Mes parents ayant longtemps travaillé dans la recherche pharmaceutique, il y a toujours eu de gros dictionnaires médicaux dans la bibliothèque familiale. Je n'ai jamais été hypocondriaque, ni portée à me trouver des bobos imaginaires. Mais quand même, je ne m'aventurais pas trop dans ces gros bouquins, sachant que j'y découvrirais à chaque mot quelque terrible maladie dont je reconnaîtrais les symptômes. À moi, la sclérose en plaques, la tuberculose et la dégénérescence maculaire! Seuls les cancers de la prostate ou des testicules m'épargneraient!

C'est pourquoi j'ai souri, l'autre jour, à la lecture d'un dossier de notre collègue Sophie Allard sur la «cybercondrie», soit l'hypocondrie induite par la recherche de renseignements liés à la santé dans l'internet.

Les beaux dictionnaires de mes parents font pitié en comparaison des innombrables sites auxquels Google, la fée moderne, vous donne accès. Selon Statistique Canada, près de 60% des utilisateurs ont cherché ce type de renseignements l'an dernier - et les femmes, toujours plus inquiètes pour elles-mêmes ou leurs proches, davantage que les hommes.

Le problème, avec les moteurs de recherche, c'est que, pour expliquer un banal mal de tête, plus on clique d'un lien à l'autre, plus on risque d'aboutir à un diagnostic de cancer du cerveau alors qu'on souffre d'une petite grippe ordinaire. C'est le mauvais côté de la surinformation. Car dans ce fatras de renseignements non triés et non validés, on risque fort de tomber sur des charlatans, ou sur le babillage insensé que déversent les chats.

J'ai un truc pour aller droit au but et contourner les scories qui abondent dans internet. J'ajoute aux mots-clés la mention «Mayo», pour la clinique Mayo, l'un des meilleurs centres de recherche américains sur la santé, qui offre des renseignements concis et clairs.

Vous avez mal au coude? Tapez «elbow pain Mayo», et voilà, vous avez tout: la tendinite, les symptômes, les causes, les cas où il faut requérir l'avis d'un médecin, les remèdes, les traitements à faire à la maison, la prévention, etc.

Évidemment, il y a un hic. Il faut connaître l'anglais. J'ai fait le test avec le CHUM, mais notre hôpital universitaire francophone ne fournit aucun guide du genre. J'ai essayé de trouver un site équivalent dans un hôpital français, disons l'hôpital Cochin. En vain. On offre des résumés d'articles savants et des conversations entre profanes où l'on réfère au CHUM ou à Cochin.

Nul doute qu'en cherchant bien, on trouvera des renseignements sur les tendinites ou sur n'importe quoi d'autre en français. Mais cela requiert une patience et une expertise qui n'est pas à la portée de tous, car il faut se frayer un chemin dans une multitude de sites qui n'offrent aucune garantie de sérieux.

Sujet connexe. Pourquoi les cliniques privées n'affichent-elles pas le profil de leurs médecins dans l'internet?
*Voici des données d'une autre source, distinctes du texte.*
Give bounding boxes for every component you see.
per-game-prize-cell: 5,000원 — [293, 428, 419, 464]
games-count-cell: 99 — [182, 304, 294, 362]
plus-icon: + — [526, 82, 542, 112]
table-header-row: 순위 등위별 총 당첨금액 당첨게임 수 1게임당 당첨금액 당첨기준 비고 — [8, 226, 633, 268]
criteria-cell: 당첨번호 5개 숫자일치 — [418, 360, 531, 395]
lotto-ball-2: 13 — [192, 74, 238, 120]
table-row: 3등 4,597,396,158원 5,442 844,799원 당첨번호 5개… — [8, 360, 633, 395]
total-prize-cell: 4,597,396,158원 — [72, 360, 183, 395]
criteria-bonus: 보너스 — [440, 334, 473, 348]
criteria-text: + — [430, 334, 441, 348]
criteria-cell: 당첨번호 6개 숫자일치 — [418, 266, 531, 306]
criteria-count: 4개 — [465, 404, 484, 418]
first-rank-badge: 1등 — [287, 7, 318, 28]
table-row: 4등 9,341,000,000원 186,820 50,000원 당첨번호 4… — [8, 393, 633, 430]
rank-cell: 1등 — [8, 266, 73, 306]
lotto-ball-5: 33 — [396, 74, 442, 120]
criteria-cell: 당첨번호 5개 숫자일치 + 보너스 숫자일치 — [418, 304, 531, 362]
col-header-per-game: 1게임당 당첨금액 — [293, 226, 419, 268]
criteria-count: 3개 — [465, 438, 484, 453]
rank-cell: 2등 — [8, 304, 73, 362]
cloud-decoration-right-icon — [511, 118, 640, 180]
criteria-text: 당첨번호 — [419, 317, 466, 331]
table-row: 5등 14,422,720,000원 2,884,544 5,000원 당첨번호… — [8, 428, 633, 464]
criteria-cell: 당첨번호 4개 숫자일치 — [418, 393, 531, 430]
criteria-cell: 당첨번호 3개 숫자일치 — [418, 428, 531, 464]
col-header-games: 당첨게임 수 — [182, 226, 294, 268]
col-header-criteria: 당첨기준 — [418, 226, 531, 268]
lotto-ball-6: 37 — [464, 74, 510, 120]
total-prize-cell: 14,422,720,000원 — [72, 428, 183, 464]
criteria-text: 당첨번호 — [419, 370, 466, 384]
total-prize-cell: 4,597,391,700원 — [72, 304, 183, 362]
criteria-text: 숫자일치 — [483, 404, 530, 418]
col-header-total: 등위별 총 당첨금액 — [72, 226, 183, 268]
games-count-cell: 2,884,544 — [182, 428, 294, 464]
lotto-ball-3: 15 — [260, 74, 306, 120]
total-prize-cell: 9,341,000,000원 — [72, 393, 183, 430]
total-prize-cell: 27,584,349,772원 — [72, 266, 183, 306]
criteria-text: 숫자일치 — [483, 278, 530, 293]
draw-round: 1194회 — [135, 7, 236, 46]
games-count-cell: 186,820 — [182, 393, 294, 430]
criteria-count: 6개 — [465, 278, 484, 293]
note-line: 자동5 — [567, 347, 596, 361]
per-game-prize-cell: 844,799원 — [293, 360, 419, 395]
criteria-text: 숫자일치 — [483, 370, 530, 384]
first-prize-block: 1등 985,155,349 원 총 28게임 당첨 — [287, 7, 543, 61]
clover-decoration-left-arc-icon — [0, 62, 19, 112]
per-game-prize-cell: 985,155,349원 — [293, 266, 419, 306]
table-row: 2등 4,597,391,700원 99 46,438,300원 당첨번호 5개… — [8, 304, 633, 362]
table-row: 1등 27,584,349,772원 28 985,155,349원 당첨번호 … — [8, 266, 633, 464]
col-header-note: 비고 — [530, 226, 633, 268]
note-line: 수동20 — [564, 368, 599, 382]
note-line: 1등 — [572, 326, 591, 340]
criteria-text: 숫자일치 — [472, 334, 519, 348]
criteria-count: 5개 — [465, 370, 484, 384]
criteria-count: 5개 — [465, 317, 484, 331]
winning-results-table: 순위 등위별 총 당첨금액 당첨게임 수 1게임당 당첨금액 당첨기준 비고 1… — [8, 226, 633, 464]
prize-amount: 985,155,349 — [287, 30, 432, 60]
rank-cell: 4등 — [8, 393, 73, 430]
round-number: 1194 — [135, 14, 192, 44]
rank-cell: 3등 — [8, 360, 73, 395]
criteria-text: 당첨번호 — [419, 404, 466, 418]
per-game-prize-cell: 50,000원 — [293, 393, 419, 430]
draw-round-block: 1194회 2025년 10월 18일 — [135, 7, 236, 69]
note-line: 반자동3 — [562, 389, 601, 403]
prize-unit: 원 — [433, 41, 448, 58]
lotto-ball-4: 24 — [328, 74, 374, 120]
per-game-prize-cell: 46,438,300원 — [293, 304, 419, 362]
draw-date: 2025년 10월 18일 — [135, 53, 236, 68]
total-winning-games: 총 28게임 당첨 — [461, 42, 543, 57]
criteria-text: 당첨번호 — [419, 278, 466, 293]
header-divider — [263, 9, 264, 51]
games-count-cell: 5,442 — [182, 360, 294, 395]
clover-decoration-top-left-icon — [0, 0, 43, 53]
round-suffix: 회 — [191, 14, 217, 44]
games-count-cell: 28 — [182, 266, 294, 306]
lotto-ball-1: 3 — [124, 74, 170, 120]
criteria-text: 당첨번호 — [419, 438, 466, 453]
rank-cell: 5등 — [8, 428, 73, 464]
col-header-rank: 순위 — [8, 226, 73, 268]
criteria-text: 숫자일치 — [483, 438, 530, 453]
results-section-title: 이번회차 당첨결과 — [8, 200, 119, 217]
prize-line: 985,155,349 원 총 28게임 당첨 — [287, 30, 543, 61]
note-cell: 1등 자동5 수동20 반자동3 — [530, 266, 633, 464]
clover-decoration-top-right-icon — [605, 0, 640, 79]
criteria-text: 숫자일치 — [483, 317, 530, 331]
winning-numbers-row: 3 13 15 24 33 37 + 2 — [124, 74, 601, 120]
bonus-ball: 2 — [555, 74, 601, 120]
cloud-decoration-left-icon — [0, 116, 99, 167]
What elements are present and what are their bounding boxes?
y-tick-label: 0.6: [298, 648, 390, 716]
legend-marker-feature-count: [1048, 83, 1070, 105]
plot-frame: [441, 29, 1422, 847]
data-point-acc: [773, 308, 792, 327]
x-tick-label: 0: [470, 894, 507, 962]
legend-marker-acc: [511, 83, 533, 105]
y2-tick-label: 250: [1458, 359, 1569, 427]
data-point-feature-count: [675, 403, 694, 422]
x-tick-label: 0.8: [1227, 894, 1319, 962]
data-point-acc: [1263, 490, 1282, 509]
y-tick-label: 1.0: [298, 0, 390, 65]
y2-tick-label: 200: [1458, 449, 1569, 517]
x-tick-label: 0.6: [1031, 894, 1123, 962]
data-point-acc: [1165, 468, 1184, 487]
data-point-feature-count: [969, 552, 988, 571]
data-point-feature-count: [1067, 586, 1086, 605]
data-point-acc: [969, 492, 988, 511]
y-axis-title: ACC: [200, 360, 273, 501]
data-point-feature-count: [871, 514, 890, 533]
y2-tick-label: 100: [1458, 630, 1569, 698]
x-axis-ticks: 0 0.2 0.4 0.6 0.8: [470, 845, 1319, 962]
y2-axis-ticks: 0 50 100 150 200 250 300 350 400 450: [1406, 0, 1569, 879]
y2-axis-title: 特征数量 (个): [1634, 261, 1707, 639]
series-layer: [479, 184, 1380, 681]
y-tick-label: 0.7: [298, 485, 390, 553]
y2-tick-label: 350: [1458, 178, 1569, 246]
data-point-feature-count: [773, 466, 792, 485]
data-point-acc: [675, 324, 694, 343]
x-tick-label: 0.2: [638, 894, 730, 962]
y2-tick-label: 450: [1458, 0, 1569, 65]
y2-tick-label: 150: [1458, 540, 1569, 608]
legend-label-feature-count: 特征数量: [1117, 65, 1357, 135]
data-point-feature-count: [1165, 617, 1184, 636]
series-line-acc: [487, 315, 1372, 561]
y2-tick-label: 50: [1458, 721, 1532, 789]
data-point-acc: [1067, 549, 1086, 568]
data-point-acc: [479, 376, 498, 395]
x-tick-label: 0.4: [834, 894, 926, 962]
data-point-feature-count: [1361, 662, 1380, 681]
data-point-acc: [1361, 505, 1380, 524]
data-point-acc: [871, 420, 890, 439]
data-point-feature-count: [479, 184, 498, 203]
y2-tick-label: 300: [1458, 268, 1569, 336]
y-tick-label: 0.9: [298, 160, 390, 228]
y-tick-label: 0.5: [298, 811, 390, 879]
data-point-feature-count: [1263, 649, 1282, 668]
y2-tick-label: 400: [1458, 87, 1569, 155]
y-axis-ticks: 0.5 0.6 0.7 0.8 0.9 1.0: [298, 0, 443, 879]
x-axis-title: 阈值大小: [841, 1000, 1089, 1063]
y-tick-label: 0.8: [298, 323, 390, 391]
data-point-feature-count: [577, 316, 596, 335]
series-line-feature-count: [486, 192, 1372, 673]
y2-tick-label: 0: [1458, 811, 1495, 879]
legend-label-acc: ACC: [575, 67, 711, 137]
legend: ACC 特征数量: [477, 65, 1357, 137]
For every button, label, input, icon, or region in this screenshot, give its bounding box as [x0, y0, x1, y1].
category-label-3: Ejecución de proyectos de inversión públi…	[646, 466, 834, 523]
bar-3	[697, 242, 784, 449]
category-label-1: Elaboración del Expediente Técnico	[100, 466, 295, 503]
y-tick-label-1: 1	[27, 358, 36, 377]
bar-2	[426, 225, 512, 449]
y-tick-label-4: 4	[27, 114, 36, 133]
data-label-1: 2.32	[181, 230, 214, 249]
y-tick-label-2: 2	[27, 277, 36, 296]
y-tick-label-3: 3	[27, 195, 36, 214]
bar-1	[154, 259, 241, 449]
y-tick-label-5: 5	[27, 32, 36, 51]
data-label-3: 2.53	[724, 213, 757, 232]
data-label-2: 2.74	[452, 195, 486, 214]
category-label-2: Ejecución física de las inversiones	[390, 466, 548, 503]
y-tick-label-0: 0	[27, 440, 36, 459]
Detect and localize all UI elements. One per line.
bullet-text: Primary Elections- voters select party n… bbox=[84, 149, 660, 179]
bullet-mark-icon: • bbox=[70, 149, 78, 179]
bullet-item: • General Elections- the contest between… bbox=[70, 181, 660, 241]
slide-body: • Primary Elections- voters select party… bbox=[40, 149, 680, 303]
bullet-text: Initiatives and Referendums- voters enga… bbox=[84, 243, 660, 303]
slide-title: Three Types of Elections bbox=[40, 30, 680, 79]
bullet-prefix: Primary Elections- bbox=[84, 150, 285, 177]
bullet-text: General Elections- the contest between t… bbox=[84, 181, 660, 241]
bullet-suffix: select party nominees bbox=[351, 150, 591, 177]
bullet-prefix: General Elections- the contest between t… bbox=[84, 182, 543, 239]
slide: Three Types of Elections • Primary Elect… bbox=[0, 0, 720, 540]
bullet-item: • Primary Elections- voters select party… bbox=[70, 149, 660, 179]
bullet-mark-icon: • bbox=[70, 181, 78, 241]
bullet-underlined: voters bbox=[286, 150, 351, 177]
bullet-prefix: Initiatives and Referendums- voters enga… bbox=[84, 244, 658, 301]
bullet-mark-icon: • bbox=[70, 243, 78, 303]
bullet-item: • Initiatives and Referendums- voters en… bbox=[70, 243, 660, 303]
Plusieurs interventions se font maintenant dans le privé. Or, quand on paie de sa poche, n'a-t-on pas le droit de choisir son médecin? Où a-t-il étudié? Depuis combien de temps pratique-t-il? Quelles sont ses spécialités? À quel hôpital est-il affilié?

Quand on achète une auto, on s'informe sur la qualité des véhicules. Quand on achète une boîte de jus d'orange, on regarde la date de péremption. Quand on remet son sort, sa santé et sa qualité de vie entre les mains d'un monsieur ou d'une dame, on aimerait bien connaître plus que son nom et son prénom.

Il va de soi que lorsqu'on arrive aux urgences à moitié mort, ce n'est pas le genre de renseignement que l'on demande. On est content quand un médecin, n'importe lequel, se pointe à l'horizon. Mais pour les interventions électives qui impliquent une réflexion et une décision raisonnée, de même que des frais afférents souvent très élevés, les cliniques privées devraient se faire un point d'honneur d'avoir un site web où seraient exposées les qualifications et les curriculum vitae de leur personnel.

Nous sommes le 6 janvier. Il n'est pas trop tard pour vous souhaiter, chers lecteurs, une très belle année remplie d'amour et de petits bonheurs... et une très bonne santé, avec ou sans l'internet!